Foto:  Marcelo Dutra/WikiAves

Era outubro, o sol ardia na pele e nas pálpebras. Cansada aos meus 81 anos, deitei no tucum armado no alpendre. Tentei dormir entre lembranças e suores.

Quando eu estava quase cochilando, ouvi passos de alguém que chegava. De súbito levantei a cabeça e reconheci Agnaldo, meu neto. Percebi algo de estranho em seu semblante. Agnaldo era sempre calmo e discreto, chegava a minha casa sem fazer barulho, entrava e pegava café sem que eu notasse. Mas dessa vez não. Ele tremia e tinha os olhos marejados. Assustei-me:

— O que foi, menino? — eu falei me levantando e já me preparando para uma notícia ruim.

— Nada não, vó... É que... — ele riu desviando o olhar. Seu sorriso dissimulado me acalmou um pouco, porém continuei inquieta.

Agnaldo sacou uma câmera digital e começou a me filmar. Eu não entendi coisa alguma naquele instante. Ele me encarou e apontou para o terreno. Olhei firme e, apesar da miopia, percebi a silhueta de um homem que se aproximava. O caminhar tão igual a tantos dos meus; a cor da pele igualmente familiar.

O vulto foi se aproximando gradativamente em uma lentidão desesperadora. Fui reconhecendo aquele jeito de jogar os braços de lado ao caminhar; aquelas pernas tortas eram as mesmas do menino que brincava de corre-corre com os irmãos entre os cajueiros do meu quintal...

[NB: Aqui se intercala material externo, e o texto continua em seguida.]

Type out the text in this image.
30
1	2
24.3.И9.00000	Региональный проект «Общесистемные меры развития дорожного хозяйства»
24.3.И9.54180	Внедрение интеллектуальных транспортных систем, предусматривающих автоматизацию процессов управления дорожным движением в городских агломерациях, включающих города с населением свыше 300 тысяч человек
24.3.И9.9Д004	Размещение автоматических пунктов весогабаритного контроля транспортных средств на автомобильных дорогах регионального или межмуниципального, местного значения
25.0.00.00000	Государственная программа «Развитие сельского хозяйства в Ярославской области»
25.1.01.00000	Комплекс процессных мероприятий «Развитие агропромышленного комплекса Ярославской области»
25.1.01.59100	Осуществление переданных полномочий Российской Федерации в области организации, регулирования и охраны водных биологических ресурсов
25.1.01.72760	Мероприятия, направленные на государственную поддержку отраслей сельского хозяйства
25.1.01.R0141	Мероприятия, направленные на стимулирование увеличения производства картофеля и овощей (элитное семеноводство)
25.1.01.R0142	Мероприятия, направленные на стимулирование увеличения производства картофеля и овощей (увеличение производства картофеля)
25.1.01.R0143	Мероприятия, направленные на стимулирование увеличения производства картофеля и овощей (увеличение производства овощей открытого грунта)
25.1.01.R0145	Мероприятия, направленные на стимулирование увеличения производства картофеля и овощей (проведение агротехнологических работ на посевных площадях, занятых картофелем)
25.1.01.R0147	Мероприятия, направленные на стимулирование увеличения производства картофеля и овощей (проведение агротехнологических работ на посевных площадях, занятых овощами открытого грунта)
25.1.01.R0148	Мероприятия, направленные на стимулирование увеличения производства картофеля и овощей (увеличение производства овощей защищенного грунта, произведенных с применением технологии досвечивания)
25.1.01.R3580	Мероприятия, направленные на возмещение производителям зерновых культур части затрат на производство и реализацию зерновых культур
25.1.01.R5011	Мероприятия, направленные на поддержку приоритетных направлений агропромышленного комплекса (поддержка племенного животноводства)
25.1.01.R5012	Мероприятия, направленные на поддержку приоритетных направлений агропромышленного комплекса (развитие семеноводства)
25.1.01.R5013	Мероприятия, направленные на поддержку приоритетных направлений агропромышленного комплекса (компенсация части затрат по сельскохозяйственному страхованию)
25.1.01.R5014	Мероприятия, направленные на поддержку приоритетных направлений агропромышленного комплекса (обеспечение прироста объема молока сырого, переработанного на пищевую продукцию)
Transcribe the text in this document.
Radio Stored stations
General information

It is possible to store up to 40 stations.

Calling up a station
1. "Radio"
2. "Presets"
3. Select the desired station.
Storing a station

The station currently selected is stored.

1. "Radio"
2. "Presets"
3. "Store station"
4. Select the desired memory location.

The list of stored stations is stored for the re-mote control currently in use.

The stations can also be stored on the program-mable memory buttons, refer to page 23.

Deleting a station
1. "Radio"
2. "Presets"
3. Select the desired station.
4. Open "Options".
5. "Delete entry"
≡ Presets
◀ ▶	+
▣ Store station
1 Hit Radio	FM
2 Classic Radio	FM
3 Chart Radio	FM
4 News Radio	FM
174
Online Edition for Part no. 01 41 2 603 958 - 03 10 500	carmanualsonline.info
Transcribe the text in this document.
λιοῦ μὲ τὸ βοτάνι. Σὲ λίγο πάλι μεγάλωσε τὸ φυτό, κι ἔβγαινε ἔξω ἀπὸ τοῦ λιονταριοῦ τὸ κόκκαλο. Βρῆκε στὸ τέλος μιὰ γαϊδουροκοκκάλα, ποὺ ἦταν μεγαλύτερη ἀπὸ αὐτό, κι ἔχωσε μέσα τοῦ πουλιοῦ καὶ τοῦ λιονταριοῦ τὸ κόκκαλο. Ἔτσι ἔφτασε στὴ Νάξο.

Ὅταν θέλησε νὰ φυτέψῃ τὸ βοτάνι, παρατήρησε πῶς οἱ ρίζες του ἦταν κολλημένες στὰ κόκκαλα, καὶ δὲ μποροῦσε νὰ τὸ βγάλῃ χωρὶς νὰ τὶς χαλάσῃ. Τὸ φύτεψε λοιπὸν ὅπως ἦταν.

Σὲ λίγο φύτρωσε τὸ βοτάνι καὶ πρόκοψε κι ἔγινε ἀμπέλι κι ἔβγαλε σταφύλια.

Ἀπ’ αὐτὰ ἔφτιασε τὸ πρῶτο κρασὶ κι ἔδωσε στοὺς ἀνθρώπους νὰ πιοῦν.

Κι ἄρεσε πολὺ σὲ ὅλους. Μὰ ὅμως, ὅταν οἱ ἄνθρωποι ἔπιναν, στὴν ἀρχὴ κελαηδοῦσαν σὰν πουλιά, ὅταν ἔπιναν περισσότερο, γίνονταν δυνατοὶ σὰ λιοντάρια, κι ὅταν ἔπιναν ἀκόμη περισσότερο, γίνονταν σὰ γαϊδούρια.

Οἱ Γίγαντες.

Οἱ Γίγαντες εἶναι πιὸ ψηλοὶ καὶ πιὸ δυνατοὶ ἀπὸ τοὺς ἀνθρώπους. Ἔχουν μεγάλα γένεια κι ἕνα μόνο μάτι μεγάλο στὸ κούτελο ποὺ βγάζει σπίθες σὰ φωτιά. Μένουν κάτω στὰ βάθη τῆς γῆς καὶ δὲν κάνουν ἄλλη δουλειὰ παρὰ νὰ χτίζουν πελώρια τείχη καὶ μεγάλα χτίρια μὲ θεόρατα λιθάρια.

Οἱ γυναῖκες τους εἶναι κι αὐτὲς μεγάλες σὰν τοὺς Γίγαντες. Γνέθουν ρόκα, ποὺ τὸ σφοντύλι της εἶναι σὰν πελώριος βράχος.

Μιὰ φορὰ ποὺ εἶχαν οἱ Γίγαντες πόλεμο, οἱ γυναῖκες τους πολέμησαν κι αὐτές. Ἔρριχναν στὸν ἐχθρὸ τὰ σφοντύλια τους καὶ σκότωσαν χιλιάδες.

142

Era Ivanilson, meu filho querido... Reconheci quando ele ficou a uns dez metros de mim. Ivanilson 26 anos mais velho, mas para mim era o mesmo garoto. Desejei pular o peitoril do alpendre e correr para abraçá-lo, mas fiquei estática. Enquanto ele se aproximava, um filme de lembranças passava por minha mente. Imaginava Ivanilson de tantas formas e rostos... De como seria sua chegada. Não seria mais um sonho parecido com tantos outros devaneios que tive nesses 26 anos?

— Bênção, minha mãe... — embargou a voz. — Eu voltei!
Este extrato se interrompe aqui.